Make Your Lakehouse AI-Ready

Data engineering teams are under unprecedented pressure. They’ve been tasked with building the data foundation for generative AI and advanced analytics, but studies show a staggering 75% of AI projects fail to reach production. Why?

The problem isn’t the AI models; it’s the fragmented data foundations they rely on.

Today’s data engineer is often forced into the role of a firefighter, spending their valuable time putting out fires and doing routine maintenance jobs in their infrastructure rather than innovating. They are constantly stitching together rigid, complex data pipelines, fixing broken dependencies, and managing fragmented infrastructure across silos.

We are excited to announce the general availability (GA) of advanced data engineering capabilities for open table formats on Snowflake, empowering any organization to build a unified, governed and high-performance lakehouse for the AI era.  

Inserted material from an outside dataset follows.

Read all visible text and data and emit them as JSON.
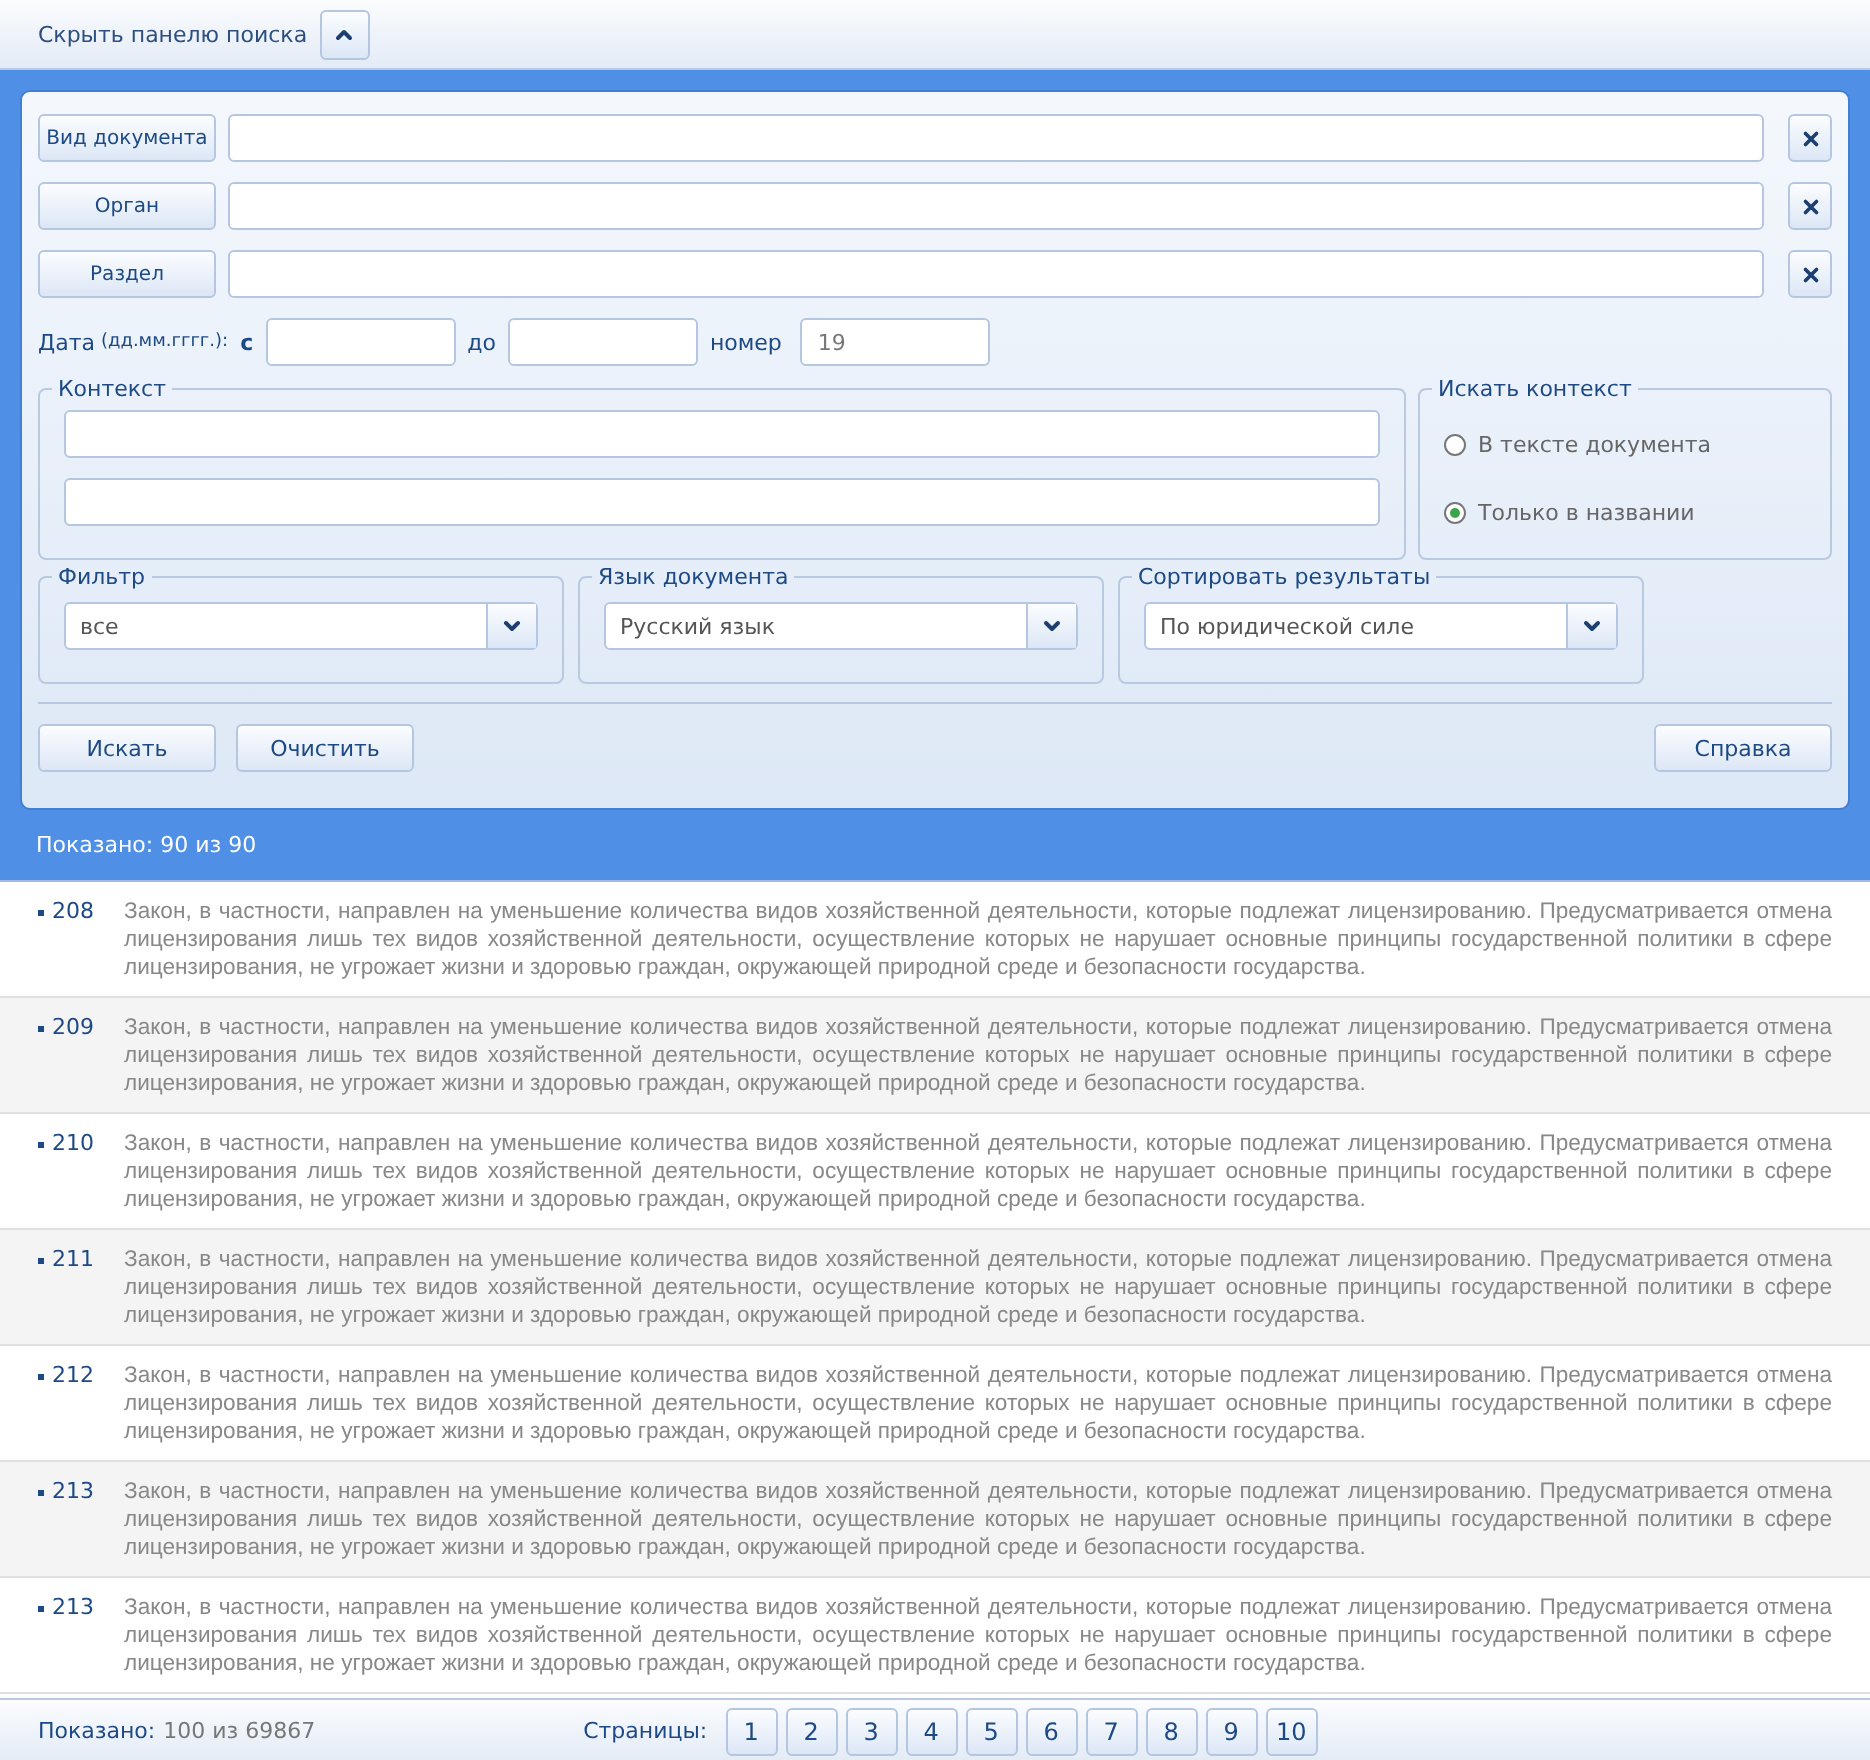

With these improvements, we are removing the forced choices from the past between flexibility and simplicity, openness and security, and lock-in and interoperability. Here’s how:

  • Use catalog-linked databases (GA): Federate to any Iceberg REST catalog — including AWS Glue, Databricks Unity and Microsoft OneLake — all from a single Snowflake development environment to automatically discover and access fresh data. This delivers on the lakehouse’s zero-ETL promise, while providing unprecedented interoperability and processing power with Snowflake’s world-class performance engine.

  • Write to any Apache Iceberg™ table (GA): Full data engineering is now supported for any Iceberg table, regardless of Iceberg rest catalog. Users are able to centralize not only discovery but also ingestion, transformation and modeling operations on Snowflake’s unified and fully managed platform. As a result, you spend more time innovating and less time managing infrastructure.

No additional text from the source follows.